Was mich angeht… vielleicht mögen mich manche für den Drum & Bass und andere bevorzugen den Hip Hop, den ich zuvor als 2tall gemacht habe. Aber letzten Endes ist es mir egal, ob die Leute es mögen oder nicht. Es ist auch nicht wirklich mein Business. Denn wenn ich mich entscheide, eine Platte herauszubringen, setzt das natürlich eine Zufriedenheit meinerseits voraus. Und danach gehört sie auch nicht mehr mir, sondern allen Anderen. Vielleicht werde ich aktuell eher mit Drum & Bass assoziiert, aufgrund der Musik, die ich im letzten Jahr gemacht habe. Aber ich bin auch nicht darauf begrenzt.

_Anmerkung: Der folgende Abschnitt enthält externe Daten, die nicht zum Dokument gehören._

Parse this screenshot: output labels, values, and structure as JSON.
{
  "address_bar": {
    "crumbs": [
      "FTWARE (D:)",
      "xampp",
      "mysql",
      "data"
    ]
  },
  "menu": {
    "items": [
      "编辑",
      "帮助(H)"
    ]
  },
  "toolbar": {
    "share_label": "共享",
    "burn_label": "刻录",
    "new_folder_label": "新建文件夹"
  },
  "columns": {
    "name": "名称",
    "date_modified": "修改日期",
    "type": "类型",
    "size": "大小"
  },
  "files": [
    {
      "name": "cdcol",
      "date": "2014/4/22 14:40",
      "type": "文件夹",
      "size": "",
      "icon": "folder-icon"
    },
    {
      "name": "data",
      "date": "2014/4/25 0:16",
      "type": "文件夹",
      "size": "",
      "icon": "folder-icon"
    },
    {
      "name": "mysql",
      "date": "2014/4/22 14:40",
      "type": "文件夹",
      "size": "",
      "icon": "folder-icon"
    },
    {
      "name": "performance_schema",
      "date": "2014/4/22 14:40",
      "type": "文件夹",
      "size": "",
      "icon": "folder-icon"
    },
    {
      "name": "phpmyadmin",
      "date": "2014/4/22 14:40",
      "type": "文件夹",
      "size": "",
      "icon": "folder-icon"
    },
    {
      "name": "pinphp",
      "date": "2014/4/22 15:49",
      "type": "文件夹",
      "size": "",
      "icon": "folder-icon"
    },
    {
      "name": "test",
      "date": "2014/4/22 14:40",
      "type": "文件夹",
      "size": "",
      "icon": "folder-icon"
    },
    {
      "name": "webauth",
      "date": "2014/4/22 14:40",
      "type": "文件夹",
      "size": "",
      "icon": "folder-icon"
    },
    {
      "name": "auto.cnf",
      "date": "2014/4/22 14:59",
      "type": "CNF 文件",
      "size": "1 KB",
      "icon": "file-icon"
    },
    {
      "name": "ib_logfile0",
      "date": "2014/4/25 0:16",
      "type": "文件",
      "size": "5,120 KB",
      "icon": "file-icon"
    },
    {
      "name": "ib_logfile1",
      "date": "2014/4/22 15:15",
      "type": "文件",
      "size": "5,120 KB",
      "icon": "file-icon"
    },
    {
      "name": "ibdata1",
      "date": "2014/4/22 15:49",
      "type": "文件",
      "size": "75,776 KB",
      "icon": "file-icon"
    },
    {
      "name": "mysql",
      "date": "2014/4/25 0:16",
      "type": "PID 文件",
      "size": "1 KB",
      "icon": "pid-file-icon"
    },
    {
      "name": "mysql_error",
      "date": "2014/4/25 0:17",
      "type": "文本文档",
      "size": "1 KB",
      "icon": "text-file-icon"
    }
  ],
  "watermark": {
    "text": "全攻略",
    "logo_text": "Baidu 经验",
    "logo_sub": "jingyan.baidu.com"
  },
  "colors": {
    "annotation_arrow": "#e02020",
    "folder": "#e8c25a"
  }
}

Kennst du das Hardcore Continuum wie es Simon Reynolds beschrieben hat?

Ja.

Meinst du dieses Amalgam aus Drum & Bass, Jungle, 2Step, UK Garage, Grime, Dubstep, Hip Hop…, das du und auch die anderen Künstler auf Cosmic Bridge produzieren, ist eine Art neues Kapitel des Hardcore Continuums?

Ja, das Continuum… gute These. Obwohl es nicht mehr als ein Label ist. Ich bin etwas misstrauisch, wenn – vor allem Journalisten – Musik etikettieren.

Das ist unser Job.

(beide lachen) Ja, und das ist auch gut so. Ich habe den Luxus, nicht alles analysieren zu müssen, weil ich am kreativen Ende, an der Quelle sitze. Aber es ist auf jeden Fall eine relevante Beschreibung. Denn wenn du dir anschaust, was England kulturell seit den späten 80ern, frühen 90ern gemacht hat, siehst eine Abstammungslinie. Was ich gerade tue, ist zwangsläufig ein Teil dieser Linie, auch wenn es mehr ein Ausläufer dieses Continuums ist. Diese Fusion von Jungle und Footwork ist ein gutes Beispiel für eine Synthese. Es ist aber keine einzigartige, kulturelle und soziale Bewegung. Deshalb denke ich, das Continuum wird von etwas anderem weiter geschrieben. Footwork ist eine kulturelle und soziale Bewegung, Jungle war und ist eine soziale Bewegung. Aber die Fusion der beiden ist mehr eine Mode, ein Trend und sollte keine große Sache sein. (lacht) Auf Cosmic Bridge fokussieren wir uns auf 160 und 170 Bpm bzw. auf 80 und 85 Bpm und wir nehmen Einflüsse aus Dub, progressiver Syntheziser Musik, Hip Hop, Footwork und natürlich auch Jungle. Aber das nächste große Ding wird etwas anderes sein. Ich kann es aber noch nicht sehen. Vielleicht bin ich zu alt.

VACosmology erscheint am 21. Juli bei Cosmic Bridge.